Bien sûr, en dressant sa liste de souhaits, M. Boadway a dit que nous devrions aligner la croissance des transferts sur celle des dépenses en programmes dans les provinces. Eh bien, nous avons augmenté les transferts en santé — de 6 p. 100 chaque année —, et pourtant, quand nous nous sommes retrouvés ici, l'an dernier, nous avons parlé du fait que les provinces ne dépensaient que 3,08 p. 100, mis à part les dépenses de l'Alberta. C'est la seule province dont les dépenses étaient supérieures à 6 p. 100.
J'adorerais voir les provinces dépenser la totalité des 6 p. 100 que nous leur donnons et qu'elles le dépensent dans des initiatives comme celles-là. Mais comment pouvons-nous motiver les provinces, qui reçoivent des niveaux records — 62 milliards de dollars à l'heure actuelle — du gouvernement? Nous n'avons jamais fait des coupures comme l'ont fait les libéraux. Comment allons-nous les motiver à le faire?
[Traduction]
J'aimerais poser ma première question à M. Muzyka.
Je vais parler de l'étude publiée sur votre site Web, l'étude du Conference Board.
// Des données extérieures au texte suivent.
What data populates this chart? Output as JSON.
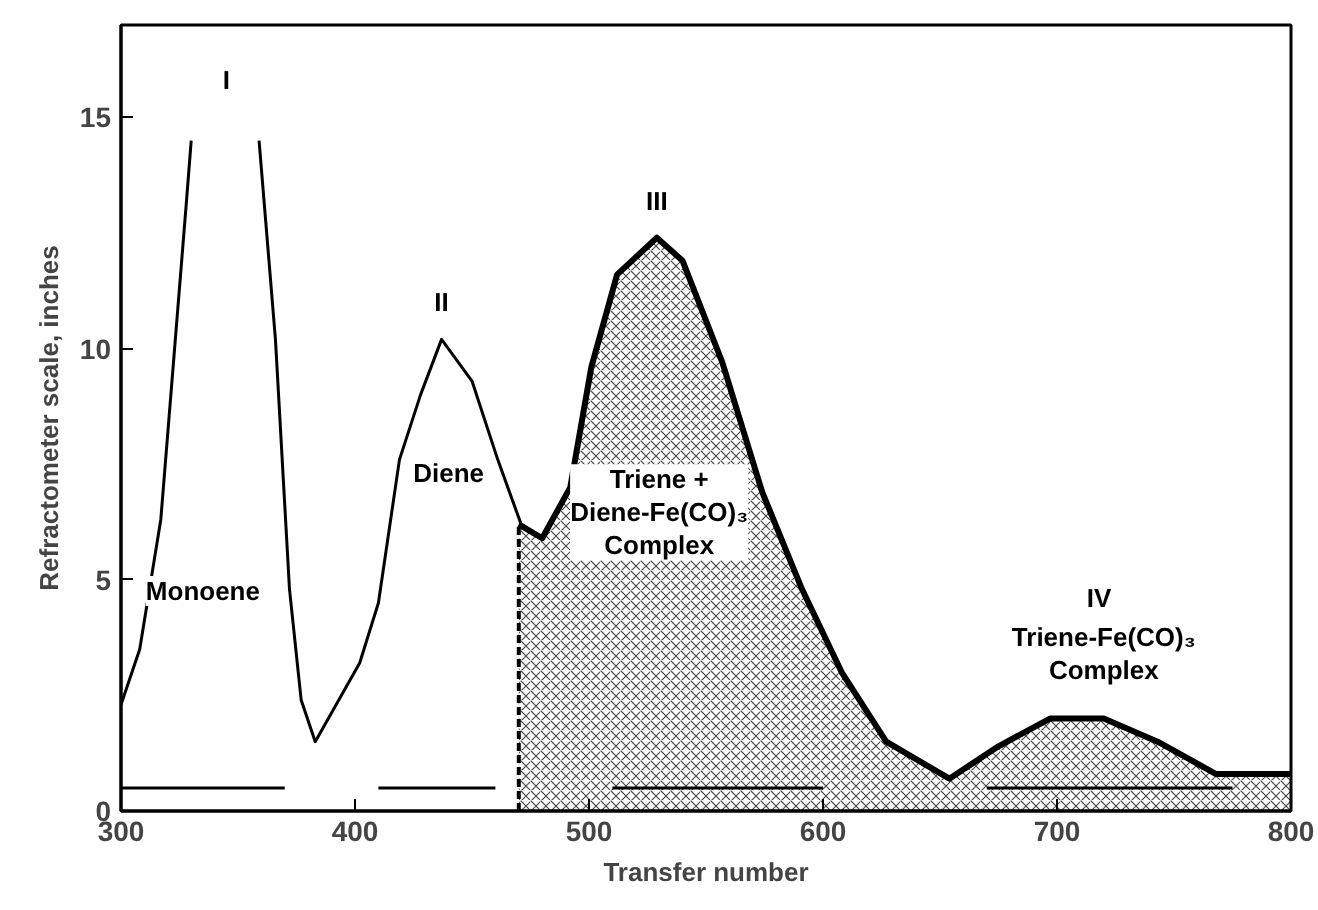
{
  "chart_data": {
    "type": "line",
    "xlabel": "Transfer number",
    "ylabel": "Refractometer scale, inches",
    "xlim": [
      300,
      800
    ],
    "ylim": [
      0,
      17
    ],
    "xticks": [
      300,
      400,
      500,
      600,
      700,
      800
    ],
    "yticks": [
      0,
      5,
      10,
      15
    ],
    "grid": false,
    "series": [
      {
        "color": "#000000",
        "x": [
          300,
          308,
          317,
          328,
          330,
          336,
          355,
          359,
          366,
          372,
          377,
          383,
          402,
          410,
          419,
          428,
          437,
          450,
          461,
          471,
          480
        ],
        "values": [
          2.3,
          3.5,
          6.3,
          13.2,
          14.5,
          null,
          null,
          14.5,
          10.2,
          4.8,
          2.4,
          1.5,
          3.2,
          4.5,
          7.6,
          9.0,
          10.2,
          9.3,
          7.6,
          6.2,
          5.9
        ]
      },
      {
        "type": "area",
        "color": "#000000",
        "x": [
          470,
          480,
          492,
          501,
          512,
          529,
          540,
          557,
          574,
          591,
          608,
          627,
          654,
          675,
          697,
          720,
          743,
          768,
          800
        ],
        "values": [
          6.2,
          5.9,
          7.0,
          9.6,
          11.6,
          12.4,
          11.9,
          9.7,
          6.9,
          4.8,
          3.0,
          1.5,
          0.7,
          1.4,
          2.0,
          2.0,
          1.5,
          0.8,
          0.8
        ]
      },
      {
        "type": "line",
        "color": "#000000",
        "line_style": "dashed",
        "x": [
          470,
          470
        ],
        "values": [
          0,
          6.2
        ]
      },
      {
        "type": "line",
        "color": "#000000",
        "x": [
          300,
          370
        ],
        "values": [
          0.5,
          0.5
        ]
      },
      {
        "type": "line",
        "color": "#000000",
        "x": [
          410,
          460
        ],
        "values": [
          0.5,
          0.5
        ]
      },
      {
        "type": "line",
        "color": "#000000",
        "x": [
          510,
          600
        ],
        "values": [
          0.5,
          0.5
        ]
      },
      {
        "type": "line",
        "color": "#000000",
        "x": [
          670,
          775
        ],
        "values": [
          0.5,
          0.5
        ]
      }
    ],
    "annotations": [
      "I",
      {
        "text": "II",
        "x": 437,
        "y": 11
      },
      {
        "text": "III",
        "x": 529,
        "y": 13.2
      },
      {
        "text": "IV",
        "x": 718,
        "y": 4.6
      },
      "Monoene",
      "Diene",
      "Triene +\nDiene-Fe(CO)₃\nComplex",
      "Triene-Fe(CO)₃\nComplex"
    ]
  }
}
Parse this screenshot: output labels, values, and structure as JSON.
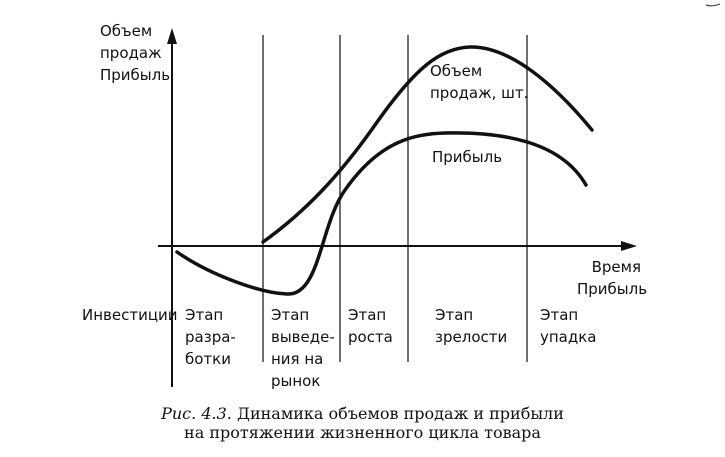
{
  "y_axis": {
    "label_lines": [
      "Объем",
      "продаж",
      "Прибыль"
    ]
  },
  "x_axis": {
    "label_lines": [
      "Время",
      "Прибыль"
    ]
  },
  "curves": {
    "sales_label_lines": [
      "Объем",
      "продаж, шт."
    ],
    "profit_label": "Прибыль"
  },
  "investments_label": "Инвестиции",
  "stages": [
    {
      "lines": [
        "Этап",
        "разра-",
        "ботки"
      ]
    },
    {
      "lines": [
        "Этап",
        "выведе-",
        "ния на",
        "рынок"
      ]
    },
    {
      "lines": [
        "Этап",
        "роста"
      ]
    },
    {
      "lines": [
        "Этап",
        "зрелости"
      ]
    },
    {
      "lines": [
        "Этап",
        "упадка"
      ]
    }
  ],
  "caption": {
    "number": "Рис. 4.3.",
    "line1_text": "Динамика объемов продаж и прибыли",
    "line2": "на протяжении жизненного цикла товара"
  }
}
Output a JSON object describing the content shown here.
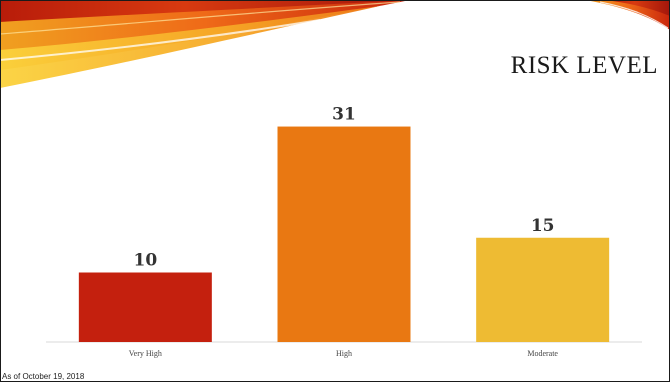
{
  "slide": {
    "title": "RISK LEVEL",
    "footer_note": "As of October 19, 2018"
  },
  "colors": {
    "very_high": "#c4200e",
    "high": "#e97812",
    "moderate": "#eebb33",
    "axis": "#d9d9d9",
    "label": "#333333"
  },
  "chart_data": {
    "type": "bar",
    "categories": [
      "Very High",
      "High",
      "Moderate"
    ],
    "values": [
      10,
      31,
      15
    ],
    "data_labels": [
      "10",
      "31",
      "15"
    ],
    "bar_colors": [
      "#c4200e",
      "#e97812",
      "#eebb33"
    ],
    "title": "",
    "xlabel": "",
    "ylabel": "",
    "ylim": [
      0,
      35
    ],
    "grid": false,
    "legend": "none"
  }
}
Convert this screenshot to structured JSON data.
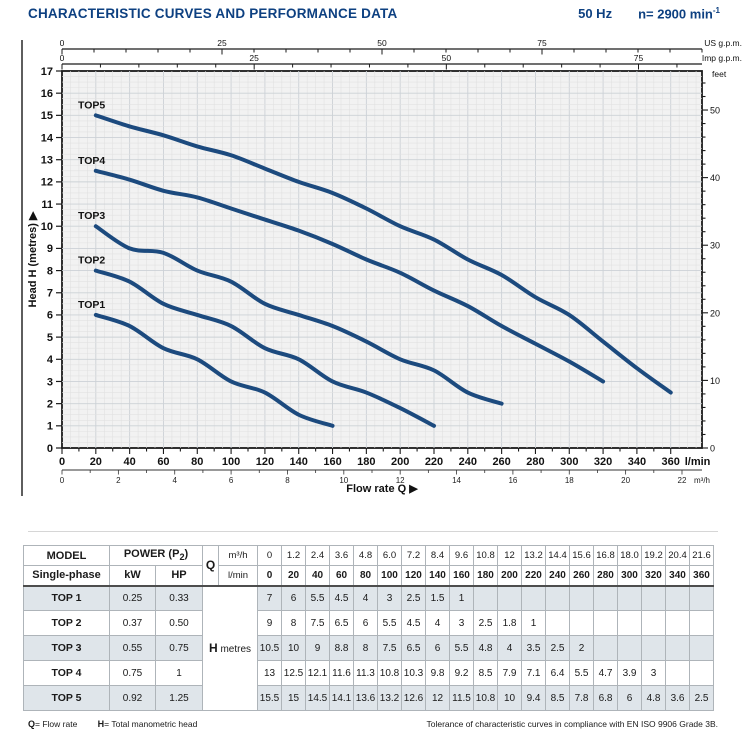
{
  "header": {
    "title": "CHARACTERISTIC CURVES AND PERFORMANCE DATA",
    "frequency": "50 Hz",
    "speed_base": "n= 2900 min",
    "speed_sup": "-1"
  },
  "chart_data": {
    "type": "line",
    "xlabel": "Flow rate Q  ▶",
    "ylabel": "Head H (metres)  ▶",
    "xlim_lmin": [
      0,
      378.5
    ],
    "ylim_m": [
      0,
      17
    ],
    "grid": true,
    "series_color": "#1c4a7e",
    "axes": {
      "us_gpm": {
        "label": "US g.p.m.",
        "labeled_ticks": [
          0,
          25,
          50,
          75
        ],
        "tick_step": 5,
        "lmin_per_unit": 3.785
      },
      "imp_gpm": {
        "label": "Imp g.p.m.",
        "labeled_ticks": [
          0,
          25,
          50,
          75
        ],
        "tick_step": 5,
        "lmin_per_unit": 4.546
      },
      "lmin": {
        "label": "l/min",
        "label_step": 20,
        "minor_step": 10,
        "max_label": 360
      },
      "m3h": {
        "label": "m³/h",
        "label_step": 2,
        "max_label": 22,
        "lmin_per_unit": 16.6667
      },
      "feet": {
        "label": "feet",
        "label_step": 10,
        "minor_step": 2,
        "max_label": 50,
        "m_per_unit": 0.3048
      }
    },
    "series": [
      {
        "name": "TOP1",
        "x_lmin": [
          20,
          40,
          60,
          80,
          100,
          120,
          140,
          160
        ],
        "head_m": [
          6,
          5.5,
          4.5,
          4,
          3,
          2.5,
          1.5,
          1
        ]
      },
      {
        "name": "TOP2",
        "x_lmin": [
          20,
          40,
          60,
          80,
          100,
          120,
          140,
          160,
          180,
          200,
          220
        ],
        "head_m": [
          8,
          7.5,
          6.5,
          6,
          5.5,
          4.5,
          4,
          3,
          2.5,
          1.8,
          1
        ]
      },
      {
        "name": "TOP3",
        "x_lmin": [
          20,
          40,
          60,
          80,
          100,
          120,
          140,
          160,
          180,
          200,
          220,
          240,
          260
        ],
        "head_m": [
          10,
          9,
          8.8,
          8,
          7.5,
          6.5,
          6,
          5.5,
          4.8,
          4,
          3.5,
          2.5,
          2
        ]
      },
      {
        "name": "TOP4",
        "x_lmin": [
          20,
          40,
          60,
          80,
          100,
          120,
          140,
          160,
          180,
          200,
          220,
          240,
          260,
          280,
          300,
          320
        ],
        "head_m": [
          12.5,
          12.1,
          11.6,
          11.3,
          10.8,
          10.3,
          9.8,
          9.2,
          8.5,
          7.9,
          7.1,
          6.4,
          5.5,
          4.7,
          3.9,
          3
        ]
      },
      {
        "name": "TOP5",
        "x_lmin": [
          20,
          40,
          60,
          80,
          100,
          120,
          140,
          160,
          180,
          200,
          220,
          240,
          260,
          280,
          300,
          320,
          340,
          360
        ],
        "head_m": [
          15,
          14.5,
          14.1,
          13.6,
          13.2,
          12.6,
          12,
          11.5,
          10.8,
          10,
          9.4,
          8.5,
          7.8,
          6.8,
          6,
          4.8,
          3.6,
          2.5
        ]
      }
    ]
  },
  "table": {
    "header": {
      "model_label": "MODEL",
      "model_sub": "Single-phase",
      "power_prefix": "POWER (P",
      "power_sub": "2",
      "power_suffix": ")",
      "kw_label": "kW",
      "hp_label": "HP",
      "q_label": "Q",
      "m3h_label": "m³/h",
      "lmin_label": "l/min",
      "m3h_values": [
        "0",
        "1.2",
        "2.4",
        "3.6",
        "4.8",
        "6.0",
        "7.2",
        "8.4",
        "9.6",
        "10.8",
        "12",
        "13.2",
        "14.4",
        "15.6",
        "16.8",
        "18.0",
        "19.2",
        "20.4",
        "21.6"
      ],
      "lmin_values": [
        "0",
        "20",
        "40",
        "60",
        "80",
        "100",
        "120",
        "140",
        "160",
        "180",
        "200",
        "220",
        "240",
        "260",
        "280",
        "300",
        "320",
        "340",
        "360"
      ]
    },
    "h_label": "H",
    "h_unit": "metres",
    "rows": [
      {
        "model": "TOP 1",
        "kw": "0.25",
        "hp": "0.33",
        "h": [
          "7",
          "6",
          "5.5",
          "4.5",
          "4",
          "3",
          "2.5",
          "1.5",
          "1",
          "",
          "",
          "",
          "",
          "",
          "",
          "",
          "",
          "",
          ""
        ]
      },
      {
        "model": "TOP 2",
        "kw": "0.37",
        "hp": "0.50",
        "h": [
          "9",
          "8",
          "7.5",
          "6.5",
          "6",
          "5.5",
          "4.5",
          "4",
          "3",
          "2.5",
          "1.8",
          "1",
          "",
          "",
          "",
          "",
          "",
          "",
          ""
        ]
      },
      {
        "model": "TOP 3",
        "kw": "0.55",
        "hp": "0.75",
        "h": [
          "10.5",
          "10",
          "9",
          "8.8",
          "8",
          "7.5",
          "6.5",
          "6",
          "5.5",
          "4.8",
          "4",
          "3.5",
          "2.5",
          "2",
          "",
          "",
          "",
          "",
          ""
        ]
      },
      {
        "model": "TOP 4",
        "kw": "0.75",
        "hp": "1",
        "h": [
          "13",
          "12.5",
          "12.1",
          "11.6",
          "11.3",
          "10.8",
          "10.3",
          "9.8",
          "9.2",
          "8.5",
          "7.9",
          "7.1",
          "6.4",
          "5.5",
          "4.7",
          "3.9",
          "3",
          "",
          ""
        ]
      },
      {
        "model": "TOP 5",
        "kw": "0.92",
        "hp": "1.25",
        "h": [
          "15.5",
          "15",
          "14.5",
          "14.1",
          "13.6",
          "13.2",
          "12.6",
          "12",
          "11.5",
          "10.8",
          "10",
          "9.4",
          "8.5",
          "7.8",
          "6.8",
          "6",
          "4.8",
          "3.6",
          "2.5"
        ]
      }
    ]
  },
  "footer": {
    "q_symbol": "Q",
    "q_text": "= Flow rate",
    "h_symbol": "H",
    "h_text": "= Total manometric head",
    "tolerance": "Tolerance of characteristic curves in compliance with EN ISO 9906 Grade 3B."
  }
}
Vous indiquez sur votre site Web le taux de pauvreté chez les enfants, chez les personnes en âge de travailler et chez les aînés, et, sur le site, on précise que ces taux ont tous augmenté entre le milieu des années 1990 et la fin des années 2000. Pourtant, quand je me rends sur le site de Statistique Canada et que j'examine les taux de faible revenu entre 1976 et 2009 — je les ai ici, et ils figurent également sur un autre graphique, jusqu'en 2012 —, je constate que ces taux étaient de 13 % en 1976 et de 14 % en 1983. Ils n'ont jamais été plus élevés qu'en 1996, à 15,7 %, mais depuis, ils diminuent graduellement. En 2009, ils étaient de 9,6 p. 100, et ils continuent à baisser.
Il est évident que Statistique Canada et le Conference Board n'utilisent pas les mêmes données. Pourriez-vous m'expliquer la différence?